The “Isle of Enchantment” offers an amazingly diverse menu of options to visitors, in capital San Juan and well beyond – history and culture, for sure, but also tasty eating, drinking, and beaching, along with memorable partying and much much more. But one side of Puerto Rico you should definitely not miss is its wealth of eco opportunities, from glowing “bioluminescent” bays to spectacular waterfalls, and most especially a large swath about an hour’s drive from San Juan: El Yunque, the only tropical rain forest in the U.S. National Forest system.
A Biodiversity Bonzanza
At just over 115 square kilometres (44 sq. miles), El Yunque is actually the smallest U.S. Federal forest – yet it’s the one that’s home to the most diverse with 240 species of trees (26 of them endemic, growing nowhere else), 50 types of orchids, and some 150 of ferns. It is divided into four subforests, depending on their altitude: Tabonuco, Palo Colorado, Palma de Sierra, and the Dwarf or Cloud Forest The lowest would be Tabonuco, less than 2,000 feet high, and the highest the Cloud Forest, approximately 3,000 feet high, and almost always covered in clouds.

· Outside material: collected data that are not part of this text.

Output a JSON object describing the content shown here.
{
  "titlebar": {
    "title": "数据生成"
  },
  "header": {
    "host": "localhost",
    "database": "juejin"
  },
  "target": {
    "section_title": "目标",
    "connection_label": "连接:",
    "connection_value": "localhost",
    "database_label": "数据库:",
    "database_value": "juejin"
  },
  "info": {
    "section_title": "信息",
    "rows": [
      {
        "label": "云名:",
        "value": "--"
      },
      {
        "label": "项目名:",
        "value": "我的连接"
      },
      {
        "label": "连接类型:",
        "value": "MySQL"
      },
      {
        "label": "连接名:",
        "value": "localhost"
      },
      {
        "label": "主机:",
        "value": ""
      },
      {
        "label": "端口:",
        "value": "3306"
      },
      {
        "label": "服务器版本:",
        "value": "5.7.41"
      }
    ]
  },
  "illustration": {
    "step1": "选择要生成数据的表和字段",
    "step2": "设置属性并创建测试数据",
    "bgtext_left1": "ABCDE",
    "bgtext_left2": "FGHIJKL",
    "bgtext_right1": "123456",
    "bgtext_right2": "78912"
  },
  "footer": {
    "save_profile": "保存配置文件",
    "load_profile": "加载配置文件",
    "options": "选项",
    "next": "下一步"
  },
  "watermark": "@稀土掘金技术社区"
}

Its wildlife is also varied, and also includes species you’ll find nowhere else. One denizen is the iguana – rare for a forest – and another famous denizen is various types of coquí, a little frog which is Puerto Rico’s unofficial symbol, whose name comes from the sound made by the male (“co” to scare away other males and mark their territory, “qui” to attract females),
Preserving El Yunque is not just a boon for Puerto Rican tourism but for the planet, as it helps bolster our biosphere’s critical but increasingly beleaguered biodiversity – thanks to this forest, a number of species are saved from extinction.
Hitting the Trails
There’s a nice choice of simpler and more challenging – but regardless, you’ll want to make sure you have sturdy but comfortable walking shoes, as well as some kind of rainwear, because you may find yourself needing it!

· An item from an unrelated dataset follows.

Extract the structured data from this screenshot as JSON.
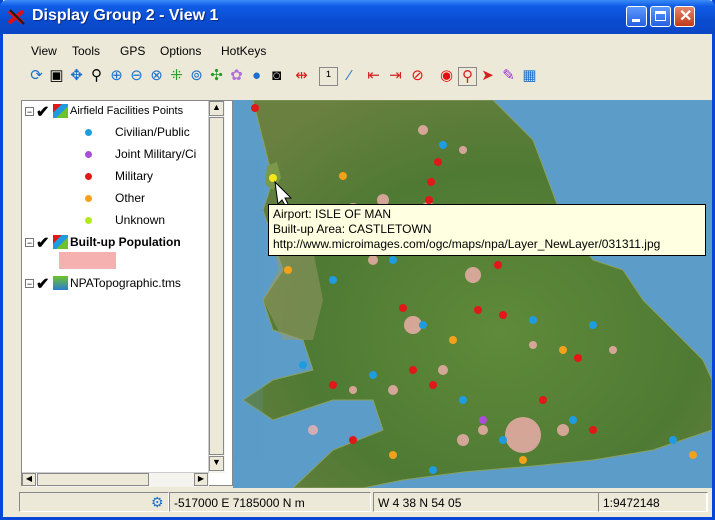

On the easier end, the Angelito Trail takes about 20 minutes to complete and is particularly popular because it ends in a natural pool. Los Pichachos is even shorter, but steep, leading up to the El Yunque summit 1,080 metres (3,540 feet) high – obviously the views from up here are worth the effort.

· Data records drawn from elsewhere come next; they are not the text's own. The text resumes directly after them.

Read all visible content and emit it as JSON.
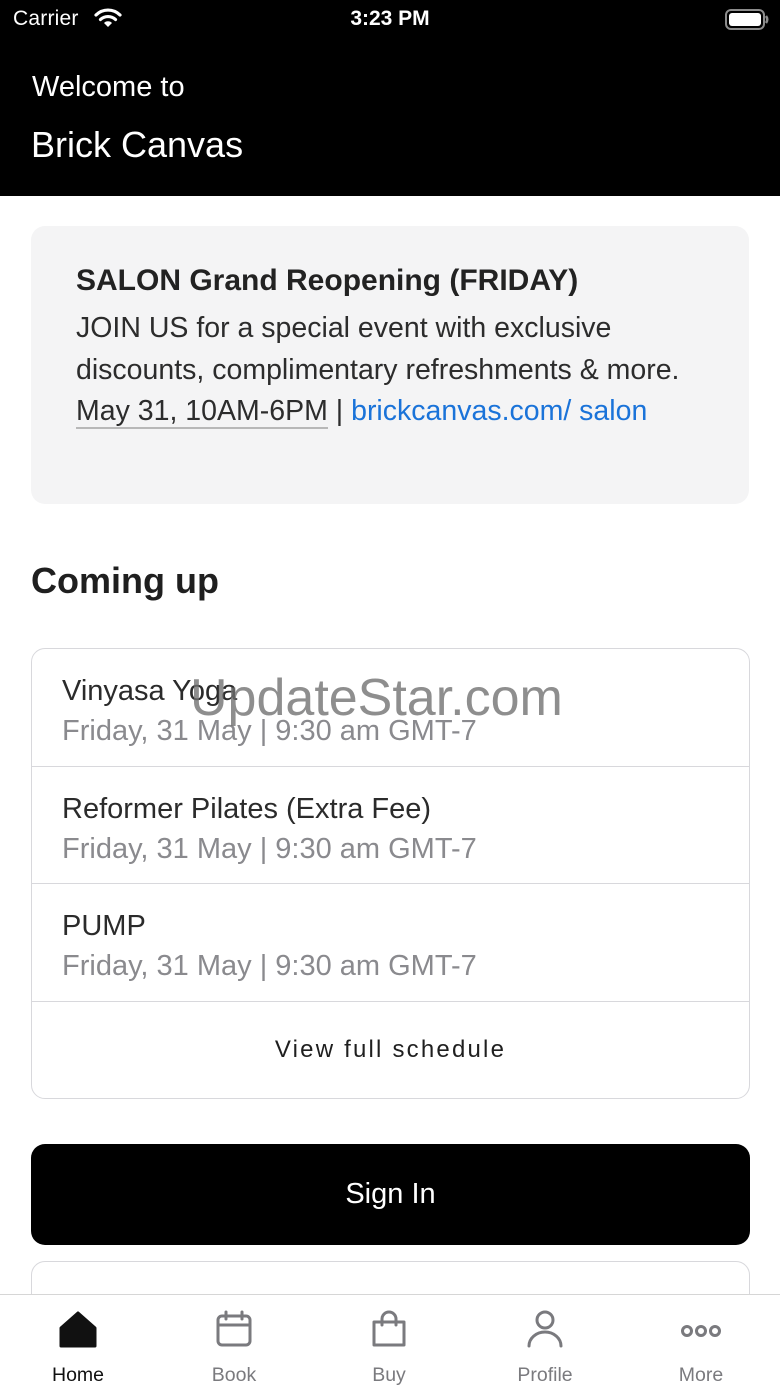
{
  "status_bar": {
    "carrier": "Carrier",
    "time": "3:23 PM"
  },
  "header": {
    "welcome": "Welcome to",
    "app_name": "Brick Canvas"
  },
  "promo": {
    "title": "SALON Grand Reopening (FRIDAY)",
    "body": "JOIN US for a special event with exclusive discounts, complimentary refreshments & more.",
    "date": "May 31, 10AM-6PM",
    "separator": "|",
    "link": "brickcanvas.com/ salon"
  },
  "coming_up": {
    "title": "Coming up",
    "classes": [
      {
        "name": "Vinyasa Yoga",
        "time": "Friday, 31 May | 9:30 am GMT-7"
      },
      {
        "name": "Reformer Pilates (Extra Fee)",
        "time": "Friday, 31 May | 9:30 am GMT-7"
      },
      {
        "name": "PUMP",
        "time": "Friday, 31 May | 9:30 am GMT-7"
      }
    ],
    "view_full_label": "View full schedule"
  },
  "watermark": "UpdateStar.com",
  "sign_in_label": "Sign In",
  "tabs": [
    {
      "label": "Home",
      "icon": "home-icon",
      "active": true
    },
    {
      "label": "Book",
      "icon": "calendar-icon",
      "active": false
    },
    {
      "label": "Buy",
      "icon": "shopping-bag-icon",
      "active": false
    },
    {
      "label": "Profile",
      "icon": "person-icon",
      "active": false
    },
    {
      "label": "More",
      "icon": "more-dots-icon",
      "active": false
    }
  ],
  "colors": {
    "header_bg": "#000000",
    "link": "#1a73d9",
    "card_bg": "#f4f4f5",
    "button_bg": "#000000"
  }
}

If you’re feeling a bit more adventurous, La Coca is about 2km long, also steep, and crosses streams which might leave you a tad muddy as it takes you to the wild Mameyes River. And the longest (at 8km) is El Toro, which will also take you up to the summit. El Yunque through a fairly steep path of almost 8 kilometers. There are areas where it is even necessary to climb rocks, but you will see all the flora of the Forest. This is also the most isolated of the four, but stick to the trail, use common sense, and you’ll be fine.
And a final word of advice: you’ll need to book ahead online to reserve admission, and as much as a month ahead of time.
So pack your bags and include your swimsuit and good walking shoes. El Yunque and Puerto Rico await – happy trails!